General manager Bill Guerin said after coming so close to defeating Canada at 4 Nations, the United States has to “find an edge” and “figure out a way to get over the hump” at the Olympics.
It remains to be seen how much the roster will change. The United States invited 44 players to orientation camp (an injured Matthew Tkachuk did not attend). Sullivan said each player is in the running to make the 25-man roster.
“We’ve identified a number of players that we’ve got to really kind of get eyes on early and often,” Guerin said. “Torts is going to help us out with that as well. … Management and coaches watch games differently. We watch it like a scout; they watch it like a coach. So, it’ll actually be nice to get his view from a coaching aspect.”
Tortorella said there are probably four to six spots where the United States could tweak the roster. Guerin hasn’t given him a specific list of players to scout yet. Once he does, he’ll watch players on video, but he’ll try to watch them in person as much as possible. You can see only so much on video, and management and the coaches want to be fair.
“It’ll be really interesting for me selfishly, because I’m not going to be looking at a team play,” Tortorella said. “I’m going to be looking at a player play, and I’m usually wrapped up in watching [the] team concept. I’m going to be looking at skill. I’m going to be looking at will. I’m going to be looking at intangibles. All that stuff comes into play.”
What does the wise old man think the United States needs to do to get over the hump?
“It’s a great question,” Tortorella said. “To get over the hump, it doesn’t have to do with your physical skills — your skating, your speed, your goal-scoring. It has nothing to do with that. It’s a mindset.”
Tortorella said the United States has its eyes on Canada. The players must think, “They’re not doing it again to us.” They must think, “We’re the team now. We’re going to show you that we can beat you.”
“Don’t look by any other team,” Tortorella said. “But there’s no [gosh darned] question in my mind we’re looking right at Canada, and we want another shot at them, and they want another shot at us. Great people in both groups. No disrespect to anybody.
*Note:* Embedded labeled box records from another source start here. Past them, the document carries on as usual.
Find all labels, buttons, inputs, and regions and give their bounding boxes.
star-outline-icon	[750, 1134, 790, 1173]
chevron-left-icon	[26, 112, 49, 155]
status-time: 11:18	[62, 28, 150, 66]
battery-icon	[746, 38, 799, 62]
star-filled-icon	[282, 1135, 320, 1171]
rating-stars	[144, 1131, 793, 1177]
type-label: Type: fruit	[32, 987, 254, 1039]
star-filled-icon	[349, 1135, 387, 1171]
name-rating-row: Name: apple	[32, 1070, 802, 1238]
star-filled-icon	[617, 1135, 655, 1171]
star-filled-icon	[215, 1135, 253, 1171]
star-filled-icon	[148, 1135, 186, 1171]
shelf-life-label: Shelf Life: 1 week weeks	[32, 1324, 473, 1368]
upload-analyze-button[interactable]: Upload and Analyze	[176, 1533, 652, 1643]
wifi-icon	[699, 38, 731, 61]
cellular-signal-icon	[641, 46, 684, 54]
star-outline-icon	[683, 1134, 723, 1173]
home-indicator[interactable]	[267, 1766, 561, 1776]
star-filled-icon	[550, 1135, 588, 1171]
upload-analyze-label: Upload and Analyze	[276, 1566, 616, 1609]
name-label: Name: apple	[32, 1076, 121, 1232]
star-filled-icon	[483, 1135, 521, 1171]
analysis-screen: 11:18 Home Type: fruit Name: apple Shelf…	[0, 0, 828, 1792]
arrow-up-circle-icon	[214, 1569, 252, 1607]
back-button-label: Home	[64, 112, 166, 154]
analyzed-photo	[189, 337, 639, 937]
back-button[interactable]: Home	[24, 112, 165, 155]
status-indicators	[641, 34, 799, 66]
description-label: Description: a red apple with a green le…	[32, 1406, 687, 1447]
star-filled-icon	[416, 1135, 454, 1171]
I hope it comes to that, and that’s where I want to see us take the next step mentally.”
It will be special to help the United States go for gold with Sullivan, one of his proteges.
“Bottom line is, I know his family well, his kids,” Tortorella said. “We’ve been so close for so long. He’s a good [bleeping] person, and I think players see that. I think the players see that he cares about them, and I think they see the care of winning.
“That’s a tough thing to do, to blend together without players thinking you’re selfish, it’s all about you. It’s not about him. It’s about the product of trying to win hockey games. He wants to take care of you. He wants to know you. He wants to feel for your family. But he’s going to push you to areas that you’re not used to getting to, because that’s how you win.”